A driver in Passau has been hit with a €5,000 fine because he was caught by traffic police giving the middle finger.

Driver in Bavaria gets €5,000 fine for giving the finger to speed camera

The district court of Passau sentenced the 53-year-old motorist to the fine after he was caught making the rude gesture in the direction of the speedometer last August on the A3 near the Donautal Ost service area, reported German media. 

The man was not caught speeding, however. According to traffic police who were in the speed camera vehicle at the time, another driver who had overtaken the 53-year-old was over the speed limit. 

When analysing the photo, the officers discovered the slower driver’s middle finger gesture and filed a criminal complaint.
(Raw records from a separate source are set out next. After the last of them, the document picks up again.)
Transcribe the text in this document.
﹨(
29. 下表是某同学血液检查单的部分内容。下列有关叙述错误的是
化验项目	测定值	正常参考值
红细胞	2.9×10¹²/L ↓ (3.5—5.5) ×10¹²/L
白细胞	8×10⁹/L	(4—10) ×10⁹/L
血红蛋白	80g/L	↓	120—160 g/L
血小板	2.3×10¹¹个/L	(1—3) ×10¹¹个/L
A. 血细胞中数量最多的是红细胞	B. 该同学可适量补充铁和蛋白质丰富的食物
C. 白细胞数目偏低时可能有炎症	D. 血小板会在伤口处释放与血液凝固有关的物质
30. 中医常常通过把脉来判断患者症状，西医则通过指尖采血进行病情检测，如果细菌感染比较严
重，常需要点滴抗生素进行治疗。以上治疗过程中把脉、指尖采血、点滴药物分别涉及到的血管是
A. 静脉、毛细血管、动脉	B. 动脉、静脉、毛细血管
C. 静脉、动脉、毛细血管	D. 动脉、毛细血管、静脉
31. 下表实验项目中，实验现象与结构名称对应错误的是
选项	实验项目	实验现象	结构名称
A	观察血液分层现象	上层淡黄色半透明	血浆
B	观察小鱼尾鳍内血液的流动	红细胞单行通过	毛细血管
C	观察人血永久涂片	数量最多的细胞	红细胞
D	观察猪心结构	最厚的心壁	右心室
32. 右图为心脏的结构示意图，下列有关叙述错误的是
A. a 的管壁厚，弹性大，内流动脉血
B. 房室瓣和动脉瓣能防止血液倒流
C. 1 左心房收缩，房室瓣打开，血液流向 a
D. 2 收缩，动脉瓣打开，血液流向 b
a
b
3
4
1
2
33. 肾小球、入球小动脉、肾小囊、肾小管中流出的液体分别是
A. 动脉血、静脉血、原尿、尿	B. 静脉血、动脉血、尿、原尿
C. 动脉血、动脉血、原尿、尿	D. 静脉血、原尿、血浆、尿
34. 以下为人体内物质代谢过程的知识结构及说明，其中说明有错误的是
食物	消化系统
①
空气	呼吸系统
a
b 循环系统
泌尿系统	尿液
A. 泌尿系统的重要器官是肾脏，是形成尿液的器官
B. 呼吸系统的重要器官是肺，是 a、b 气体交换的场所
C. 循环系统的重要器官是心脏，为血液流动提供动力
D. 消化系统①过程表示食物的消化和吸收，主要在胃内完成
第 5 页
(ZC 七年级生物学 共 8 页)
The driver initially filed an objection against a penalty order, and the case dragged on for several months. However, he then accepted the complaint. He was sentenced to 50 ‘unit fines’ of €100 on two counts of insulting behaviour, amounting to €5,000.

READ ALSO: The German rules of the road that are hard to get your head around

In a letter to police, the man said he regretted the incident and apologised. 

Police said it was “not a petty offence”, and that the sentence could have been “even more drastic”.

People who give insults while driving can face a prison sentences of up to a year.

“Depending on the nature and manner of the incident or in the case of persons with a previous conviction, even a custodial sentence without parole may be considered for an insult,” police in Passau said. 

What does the law say?

Showing the middle finger to another road user in road traffic is an offence in Germany under Section 185 of the Criminal Code (StGB). It’s punishable by a prison sentence of up to one year or a fine.

People can file a complaint if someone shows them the middle finger in road traffic, but it usually only has a chance of success if witnesses can prove that it happened.

As well as the middle finger, it can also be an offence to verbally insult someone.